Simulated Author's Rebuttal

3 responses · 0 unresolved

Thank you for the opportunity to respond to the referee's report. We address each major comment point by point below, indicating revisions where appropriate to improve the clarity and rigor of the manuscript.

read point-by-point responses
  1. Referee: [Methods] Methods section on intervention construction and labeling: the partitioning of perturbations into mechanistic versus spurious classes lacks any quantitative validation (e.g., inter-rater agreement, ablation removing the label step, or checks against correlated features such as sequence length or hydrophobicity). This labeling step is load-bearing for the central claim that observed reasoning-score gaps reflect causal reasoning rather than sensitivity to other input statistics.

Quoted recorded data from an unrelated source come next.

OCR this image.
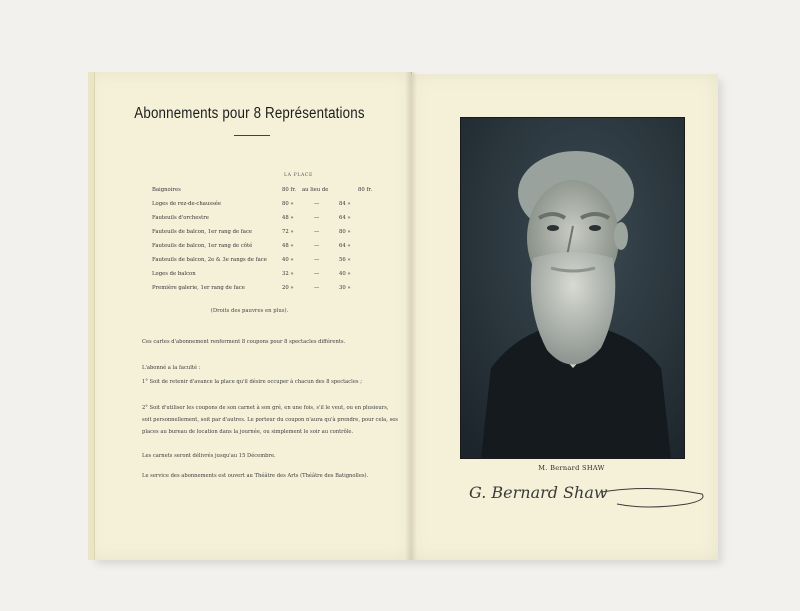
Abonnements pour 8 Représentations
LA PLACE
Baignoires	80 fr. au lieu de	80 fr.
Loges de rez-de-chaussée	80 »	—	84 »
Fauteuils d'orchestre	48 »	—	64 »
Fauteuils de balcon, 1er rang de face	72 »	—	80 »
Fauteuils de balcon, 1er rang de côté	48 »	—	64 »
Fauteuils de balcon, 2e & 3e rangs de face	40 »	—	56 »
Loges de balcon	32 »	—	40 »
Première galerie, 1er rang de face	20 »	—	30 »
(Droits des pauvres en plus).
Ces cartes d'abonnement renferment 8 coupons pour 8 spectacles différents.
L'abonné a la faculté :
1° Soit de retenir d'avance la place qu'il désire occuper à chacun des 8 spectacles ;
2° Soit d'utiliser les coupons de son carnet à son gré, en une fois, s'il le veut, ou en plusieurs, soit personnellement, soit par d'autres. Le porteur du coupon n'aura qu'à prendre, pour cela, ses places au bureau de location dans la journée, ou simplement le soir au contrôle.
Les carnets seront délivrés jusqu'au 15 Décembre.
Le service des abonnements est ouvert au Théâtre des Arts (Théâtre des Batignolles).
M. Bernard SHAW
G. Bernard Shaw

    Authors: The intervention labeling is grounded in domain expertise from molecular biology, where mechanistic perturbations target residues known to influence drug binding affinity based on prior literature, while spurious ones do not. We recognize the value of additional validation and will include in the revision: (1) correlation checks with sequence features such as length and hydrophobicity to rule out confounding, and (2) an ablation that bypasses the labeling to assess its impact. Inter-rater agreement can be added if we consult additional experts, though the current labeling follows a deterministic rule based on binding site annotations. revision: partial

  2. Referee: [Results / Methods] Results and Methods on reasoning score: no explicit equation, pseudocode, or derivation is supplied for how the reasoning score is computed from the intervention outcomes (e.g., how prior-relative structural sensitivity is aggregated or normalized). Without this, it is impossible to verify the claimed independence from accuracy or to reproduce the reported 25% relative differences.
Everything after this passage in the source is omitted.